ミアはほっとした様子で整髪の道具を取りに行った。
「あまり無理を言うな」
その間にエディウスはハロルドをたしなめると、当のハロルドはにこにこと機嫌よさげに微笑んだ。
「お前とじゃ、毎朝味気ないだろう?」
「では、無理に来るな」
ここのところ毎朝ここで食事を取るハロルドを睨みつけるが、あまり効果はないことも知っていた。
そのくらい気心の知れた相手でもある。
ミアは櫛と髪留めを持ってくると、食事中ではあるがエディウスの髪を整え始めた。
濃い灰色の髪は肩に掛かるほどあるが、女のように結い上げるわけではない。自分で何でもしてしまうエディウスはそのくらいを侍女に頼む男ではなかった。

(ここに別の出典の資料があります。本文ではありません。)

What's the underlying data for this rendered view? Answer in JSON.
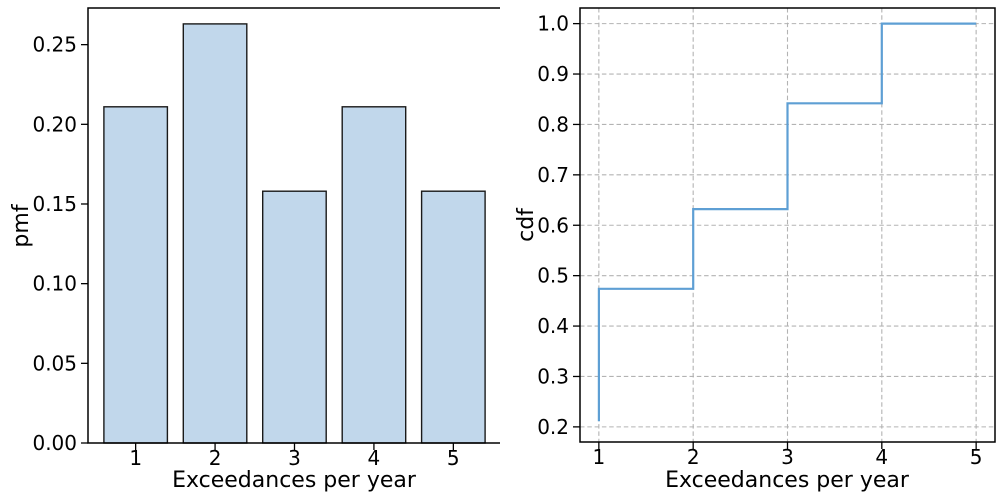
{
  "figure": {
    "background": "#ffffff",
    "text_color": "#000000",
    "spine_color": "#000000"
  },
  "chart_data": [
    {
      "id": "pmf",
      "type": "bar",
      "title": "",
      "xlabel": "Exceedances per year",
      "ylabel": "pmf",
      "categories": [
        1,
        2,
        3,
        4,
        5
      ],
      "values": [
        0.211,
        0.263,
        0.158,
        0.211,
        0.158
      ],
      "xticks": [
        1,
        2,
        3,
        4,
        5
      ],
      "yticks": [
        0.0,
        0.05,
        0.1,
        0.15,
        0.2,
        0.25
      ],
      "ytick_decimals": 2,
      "xlim": [
        0.4,
        5.6
      ],
      "ylim": [
        0,
        0.273
      ],
      "bar_width": 0.8,
      "grid": false,
      "bar_fill": "#c1d7eb",
      "bar_edge": "#1a1a1a",
      "legend": null
    },
    {
      "id": "cdf",
      "type": "line",
      "step": "pre",
      "title": "",
      "xlabel": "Exceedances per year",
      "ylabel": "cdf",
      "x": [
        1,
        2,
        3,
        4,
        5
      ],
      "y": [
        0.211,
        0.474,
        0.632,
        0.842,
        1.0
      ],
      "xticks": [
        1,
        2,
        3,
        4,
        5
      ],
      "yticks": [
        0.2,
        0.3,
        0.4,
        0.5,
        0.6,
        0.7,
        0.8,
        0.9,
        1.0
      ],
      "ytick_decimals": 1,
      "xlim": [
        0.8,
        5.2
      ],
      "ylim": [
        0.17,
        1.031
      ],
      "grid": true,
      "grid_color": "#b3b3b3",
      "line_color": "#5e9fd4",
      "legend": null
    }
  ]
}
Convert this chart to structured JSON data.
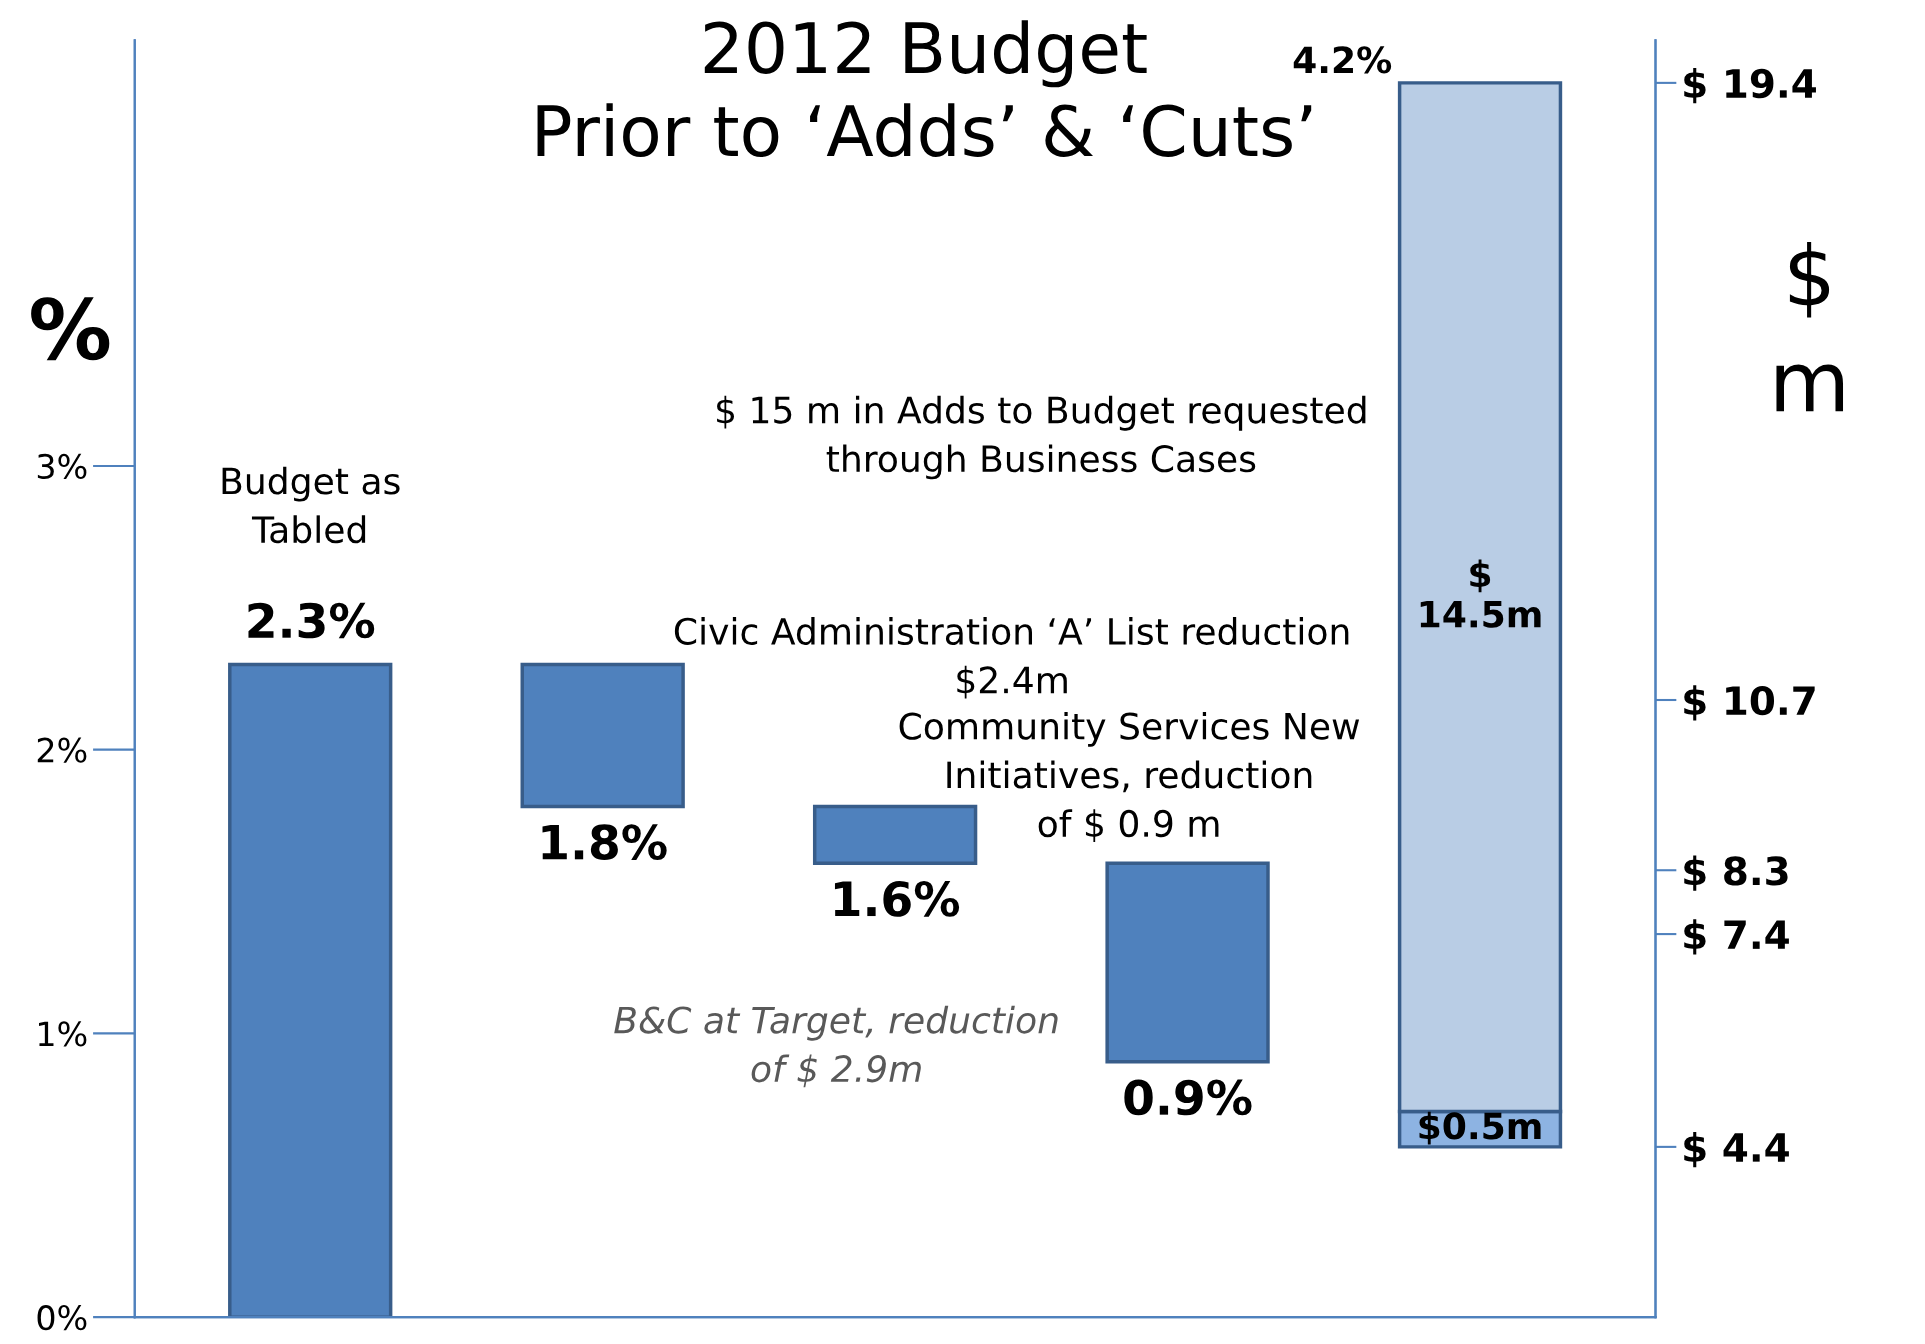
{
  "chart_data": {
    "type": "bar",
    "title": "2012 Budget\nPrior to ‘Adds’ & ‘Cuts’",
    "ylabel": "%",
    "y2label": "$\nm",
    "categories": [
      null,
      null,
      null,
      null,
      null
    ],
    "series": [
      {
        "color": "#4f81bd",
        "values": [
          2.3,
          -0.5,
          -0.2,
          -0.7,
          null
        ],
        "base": [
          0,
          2.3,
          1.8,
          1.6,
          null
        ],
        "value_labels": [
          "2.3%",
          "1.8%",
          "1.6%",
          "0.9%",
          null
        ]
      },
      {
        "axis": "y2",
        "color": "#8db3e2",
        "values": [
          null,
          null,
          null,
          null,
          0.5
        ],
        "base": [
          null,
          null,
          null,
          null,
          4.4
        ],
        "value_labels": [
          null,
          null,
          null,
          null,
          "$0.5m"
        ]
      },
      {
        "axis": "y2",
        "color": "#b9cde5",
        "values": [
          null,
          null,
          null,
          null,
          14.5
        ],
        "base": [
          null,
          null,
          null,
          null,
          4.9
        ],
        "value_labels": [
          null,
          null,
          null,
          null,
          "$\n14.5m"
        ]
      }
    ],
    "ylim": [
      0,
      4.5
    ],
    "yticks": [
      {
        "value": 0,
        "label": "0%"
      },
      {
        "value": 1,
        "label": "1%"
      },
      {
        "value": 2,
        "label": "2%"
      },
      {
        "value": 3,
        "label": "3%"
      }
    ],
    "y2lim": [
      2,
      20
    ],
    "y2ticks": [
      {
        "value": 4.4,
        "label": "$ 4.4"
      },
      {
        "value": 7.4,
        "label": "$ 7.4"
      },
      {
        "value": 8.3,
        "label": "$ 8.3"
      },
      {
        "value": 10.7,
        "label": "$ 10.7"
      },
      {
        "value": 19.4,
        "label": "$ 19.4"
      }
    ],
    "annotations": [
      "Budget as\nTabled",
      "Civic Administration ‘A’ List reduction\n$2.4m",
      "Community Services New\nInitiatives, reduction\nof $ 0.9 m",
      "B&C at Target, reduction\nof $ 2.9m",
      "$ 15 m in Adds to Budget requested\nthrough Business Cases",
      "4.2%"
    ],
    "grid": false
  }
}
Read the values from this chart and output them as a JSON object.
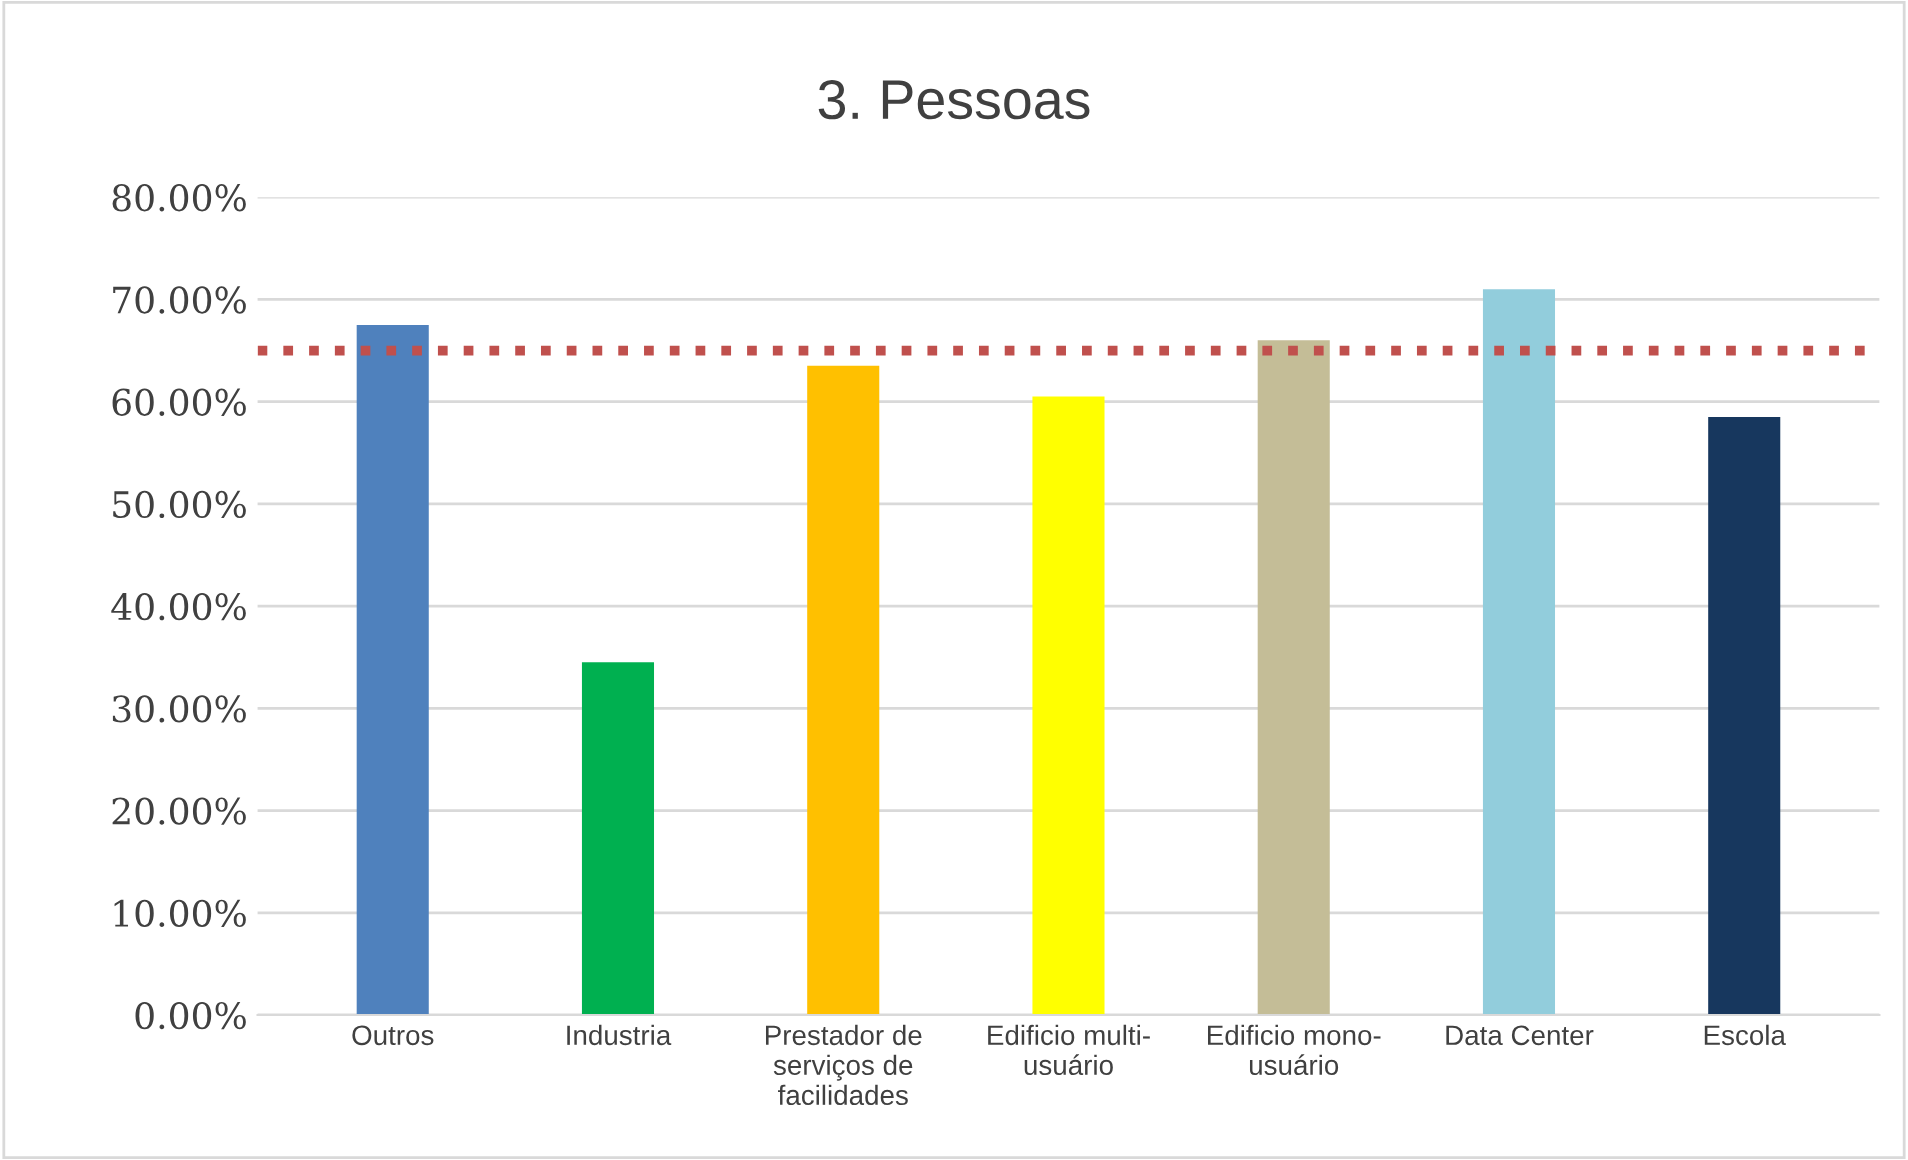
{
  "chart_data": {
    "type": "bar",
    "title": "3. Pessoas",
    "categories": [
      "Outros",
      "Industria",
      "Prestador de\nserviços de\nfacilidades",
      "Edificio multi-\nusuário",
      "Edificio mono-\nusuário",
      "Data Center",
      "Escola"
    ],
    "values": [
      67.5,
      34.5,
      63.5,
      60.5,
      66,
      71,
      58.5
    ],
    "colors": [
      "#4f81bd",
      "#00b050",
      "#ffc000",
      "#ffff00",
      "#c4bd97",
      "#92cddc",
      "#17375e"
    ],
    "ylim": [
      0,
      80
    ],
    "yticks": [
      {
        "value": 0,
        "label": "0.00%"
      },
      {
        "value": 10,
        "label": "10.00%"
      },
      {
        "value": 20,
        "label": "20.00%"
      },
      {
        "value": 30,
        "label": "30.00%"
      },
      {
        "value": 40,
        "label": "40.00%"
      },
      {
        "value": 50,
        "label": "50.00%"
      },
      {
        "value": 60,
        "label": "60.00%"
      },
      {
        "value": 70,
        "label": "70.00%"
      },
      {
        "value": 80,
        "label": "80.00%"
      }
    ],
    "ref_lines": [
      {
        "axis": "y",
        "value": 65,
        "color": "#c0504d",
        "line_style": "dotted"
      }
    ],
    "grid": "y"
  }
}
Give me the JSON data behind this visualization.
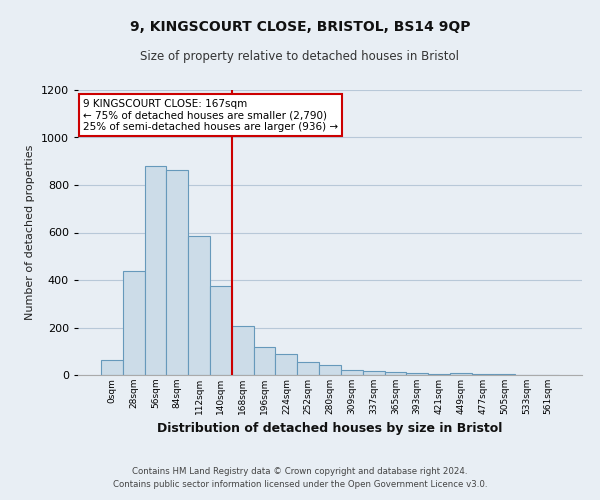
{
  "title": "9, KINGSCOURT CLOSE, BRISTOL, BS14 9QP",
  "subtitle": "Size of property relative to detached houses in Bristol",
  "xlabel": "Distribution of detached houses by size in Bristol",
  "ylabel": "Number of detached properties",
  "bar_labels": [
    "0sqm",
    "28sqm",
    "56sqm",
    "84sqm",
    "112sqm",
    "140sqm",
    "168sqm",
    "196sqm",
    "224sqm",
    "252sqm",
    "280sqm",
    "309sqm",
    "337sqm",
    "365sqm",
    "393sqm",
    "421sqm",
    "449sqm",
    "477sqm",
    "505sqm",
    "533sqm",
    "561sqm"
  ],
  "bar_values": [
    65,
    440,
    880,
    865,
    585,
    375,
    205,
    118,
    88,
    55,
    43,
    20,
    15,
    13,
    10,
    5,
    10,
    3,
    3,
    0,
    0
  ],
  "bar_color": "#ccdce8",
  "bar_edge_color": "#6699bb",
  "vline_color": "#cc0000",
  "annotation_title": "9 KINGSCOURT CLOSE: 167sqm",
  "annotation_line1": "← 75% of detached houses are smaller (2,790)",
  "annotation_line2": "25% of semi-detached houses are larger (936) →",
  "annotation_box_color": "white",
  "annotation_box_edge_color": "#cc0000",
  "ylim": [
    0,
    1200
  ],
  "yticks": [
    0,
    200,
    400,
    600,
    800,
    1000,
    1200
  ],
  "bg_color": "#e8eef4",
  "plot_bg_color": "#e8eef4",
  "grid_color": "#b8c8d8",
  "footer1": "Contains HM Land Registry data © Crown copyright and database right 2024.",
  "footer2": "Contains public sector information licensed under the Open Government Licence v3.0."
}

つまり、これは完全にミアをハロルドから助ける行為である。
そのことに当然気がついているハロルドは、にこにことその光景を見ていたが、ふと不満げにテーブルに肘をついてエディウスを見やった。
「俺が付いていた時は髪に触らせなかったくせに、ミアならいいのか?」
「男に髪を触らせる趣味はない」
「侍従の務めだぞ?」
「お前が侍従だったことがあったのか?」
ミアがくる直前までハロルドがエディウスの補佐をしていたが、侍従ではない。
おかしな会話に二人の仲がどれほどかを窺えて、エディウスの後ろでミアは微笑んでいた。